Preliminary chemical properties study on addition of titanium dioxide nanoparticles into double layer polysulfone substrate for desalination process / Siti Nur Syakila Zulaikha Shahabuddin

As the global population continues to grow, the demand for freshwater resources is increasing. Desalination has become an essential method for obtaining potable water with substrate technology playing a crucial role due to its efficiency, low energy consumption and chemical resistance. In this study, a double-layered polysulfone (PSf) substrate incorporated with 0.02% titanium dioxide (TiO?) nanoparticles was fabricated and tested for its chemical stability in desalination applications. The substrate was prepared using 15% polysulfone (PSf), 5% polyvinylpyrrolidone (PVP) and 84.5% N-methyl-2-pyrrolidone (NMP), with 0.02% TiO? nanoparticles added to enhance performance. The substrate's resistance to 1M sulfuric acid (H2SO4), 1M sodium hydroxide (NaOH) and 0.1M potassium permanganate (KMnO4) was observed and evaluated over a period of five days.
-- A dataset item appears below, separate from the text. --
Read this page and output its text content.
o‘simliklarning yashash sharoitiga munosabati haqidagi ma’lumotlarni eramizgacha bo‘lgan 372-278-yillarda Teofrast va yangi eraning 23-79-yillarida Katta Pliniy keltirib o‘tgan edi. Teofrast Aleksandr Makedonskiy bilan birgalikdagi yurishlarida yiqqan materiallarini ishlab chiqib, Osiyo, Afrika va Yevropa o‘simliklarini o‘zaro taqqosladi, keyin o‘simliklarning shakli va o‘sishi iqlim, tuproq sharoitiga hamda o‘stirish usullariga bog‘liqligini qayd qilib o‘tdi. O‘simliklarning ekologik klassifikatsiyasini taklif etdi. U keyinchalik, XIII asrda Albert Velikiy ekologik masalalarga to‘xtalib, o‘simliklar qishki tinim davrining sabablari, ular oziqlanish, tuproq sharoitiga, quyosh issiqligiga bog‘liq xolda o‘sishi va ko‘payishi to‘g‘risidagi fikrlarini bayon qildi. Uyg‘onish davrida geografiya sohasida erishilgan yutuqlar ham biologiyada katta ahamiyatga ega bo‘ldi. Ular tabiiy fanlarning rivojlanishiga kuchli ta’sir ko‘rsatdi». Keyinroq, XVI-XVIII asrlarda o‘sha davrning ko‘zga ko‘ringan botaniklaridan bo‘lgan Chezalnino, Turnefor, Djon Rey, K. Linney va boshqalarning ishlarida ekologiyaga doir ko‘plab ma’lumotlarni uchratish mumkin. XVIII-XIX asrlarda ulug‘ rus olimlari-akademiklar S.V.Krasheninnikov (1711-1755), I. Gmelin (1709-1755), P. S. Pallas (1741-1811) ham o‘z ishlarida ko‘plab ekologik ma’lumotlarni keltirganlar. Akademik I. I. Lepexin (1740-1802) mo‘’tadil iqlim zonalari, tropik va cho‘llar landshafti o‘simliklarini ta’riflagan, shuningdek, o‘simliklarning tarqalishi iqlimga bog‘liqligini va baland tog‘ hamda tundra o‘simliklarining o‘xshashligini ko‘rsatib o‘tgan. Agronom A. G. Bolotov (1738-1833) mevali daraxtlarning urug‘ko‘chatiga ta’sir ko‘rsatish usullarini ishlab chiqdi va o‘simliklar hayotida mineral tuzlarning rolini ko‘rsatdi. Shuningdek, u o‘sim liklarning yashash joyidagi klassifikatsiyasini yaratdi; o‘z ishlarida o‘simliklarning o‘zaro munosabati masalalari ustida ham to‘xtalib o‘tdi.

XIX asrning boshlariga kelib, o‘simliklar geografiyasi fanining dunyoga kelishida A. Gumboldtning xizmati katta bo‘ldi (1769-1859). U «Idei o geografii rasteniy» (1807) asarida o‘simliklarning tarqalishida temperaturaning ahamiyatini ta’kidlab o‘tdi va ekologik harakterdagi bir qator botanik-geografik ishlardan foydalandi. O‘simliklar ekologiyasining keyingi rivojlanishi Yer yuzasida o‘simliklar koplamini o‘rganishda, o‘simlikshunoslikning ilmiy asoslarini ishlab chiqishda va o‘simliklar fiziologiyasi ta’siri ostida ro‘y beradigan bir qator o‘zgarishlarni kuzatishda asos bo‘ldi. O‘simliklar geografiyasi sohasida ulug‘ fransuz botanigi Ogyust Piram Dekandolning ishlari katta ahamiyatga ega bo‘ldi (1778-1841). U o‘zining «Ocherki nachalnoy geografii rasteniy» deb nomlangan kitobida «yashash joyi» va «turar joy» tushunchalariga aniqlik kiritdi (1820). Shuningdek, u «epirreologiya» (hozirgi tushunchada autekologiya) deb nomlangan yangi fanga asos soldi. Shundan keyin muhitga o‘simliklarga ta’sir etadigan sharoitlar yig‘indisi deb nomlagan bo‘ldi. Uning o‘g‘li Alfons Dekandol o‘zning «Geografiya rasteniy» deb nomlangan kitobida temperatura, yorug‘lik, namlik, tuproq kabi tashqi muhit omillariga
Experimental results indicate that the membrane exhibited strong stability in both acidic and basic conditions that showing minimal physical and structural changes. However, exposure to KMnO4 caused significant degradation and confirming that oxidative agents have a severe impact on substrate structure. The study concludes that TiO2-modified polysulfone substrate offer enhanced durability in extreme pH conditions but require further improvements to resist oxidative degradation. Based on these findings, it is recommended that future studies explore alternative polymer blends or surface modifications to enhance oxidation resistance. Additionally, optimizing TiO2 concentration and dispersion methods could further improve substrate performance. Extending the exposure duration and testing under real desalination conditions are also suggested to better simulate long-term applications. These improvements would contribute to the development of more durable and efficient substrate for water treatment and desalination applications.